You have a large project due in two weeks for one of your classes. The professor has told you time and again that the project is hard, that you won’t be able to finish it all in one night. If you’re a diligent student, perhaps you start the project the day it’s assigned. If you’re less diligent, or perhaps just busy or unlucky, you don’t have time to start the project immediately, and then life gets in the way. Before you know it, it’s the weekend before the project is due, and you still aren’t anywhere near finishing the project. You’ve gotten started, and you have a general idea of what’s going on in the starter code, and you have a general idea of what you have to do.
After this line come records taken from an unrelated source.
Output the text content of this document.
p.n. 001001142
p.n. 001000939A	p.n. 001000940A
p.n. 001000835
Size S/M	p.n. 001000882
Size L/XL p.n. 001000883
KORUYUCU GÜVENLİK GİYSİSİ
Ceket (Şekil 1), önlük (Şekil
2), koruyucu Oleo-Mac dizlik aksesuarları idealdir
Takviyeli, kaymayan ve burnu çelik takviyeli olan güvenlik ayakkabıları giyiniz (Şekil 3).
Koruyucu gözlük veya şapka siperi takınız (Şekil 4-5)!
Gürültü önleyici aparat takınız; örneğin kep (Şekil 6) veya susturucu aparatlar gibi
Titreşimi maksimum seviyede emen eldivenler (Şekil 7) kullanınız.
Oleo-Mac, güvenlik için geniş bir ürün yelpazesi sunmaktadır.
However, when you finally get to work, everything that could go wrong does go wrong. When setting up the assignment, you download the file and it corrupts. This repeats ten more times before you finally discover that you’re downloading the wrong thing. You open the code to get started, and you spend hours digging through starter code without writing a single line. You struggle with compiler errors for an hour, only to discover a missing semicolon buried deep within the code. You encounter segmentation violation after segmentation violation after segmentation violation. You try to save the file, but through the magic of vim shortcuts, you delete everything— or better yet, your knee hits the power button on the computer, and just like that, hours of progress are gone. After hours upon hours upon hours of working in the basement lab of the GDC where the sun doesn’t shine, you begin to think that you’ll never live to see this project in working condition, let alone completed.

Sound familiar?

This wasn’t quite how my weekend went, fortunately. Due to poorly timed schedule conflicts and a busy life, my partner and I had finished only half the project by the weekend. We spent 5 or 6 hours on Friday night working hard to finish up the project, hoping we could still salvage our weekend, but we quit at 2am on Saturday morning after encountering a segmentaton fault that made absolutely no sense. And so we came back to the GDC basement lab on Sunday afternoon to put in the last bit of work needed to have a somewhat functional program.

In contrast to the emptiness that we’d experienced in the lab on Friday, the GDC basement lab on Sunday afternoon was almost a carbon copy of the situation that I outlined above: practically the entire lab was filled with people working frantically on this graphics project. Some of the people in that lab had only just started the project, and others had been working for 12 hours straight without taking any breaks. Every now and then, I could hear partners exclaiming in frustration as they encountered an insurmountable bug. Occasionally, I even heard people shout as they had a breakthrough and rendered something correctly on the screen.

In an environment so filled with stress over a common cause, the silver lining is the shared camaraderie that emerges. It’s an almost magical feeling that can only be found in the days before a major project is due for a very hard class— this intangible but clearly present understanding of each other’s struggle and determination to overcome. This purely organic experience, forged through shared struggle, is simultaneously the best and worst feeling you can experience; on the one hand, it’s better than working alone, but on the other hand, it’s emblematic of a tough problem that nobody has been able to cleanly solve. To witness this phenomenon, just drop by the GDC labs. On the 3rd floor, you’re likely to find OS students panicking about multithreading, and in the basement, you’ll find me working alongside the rest of the students who put their graphics project off far too long.

If you were a victim of the GDC Lab phenomenon this weekend, I wish you the best of luck in powering through and finishing that tough project!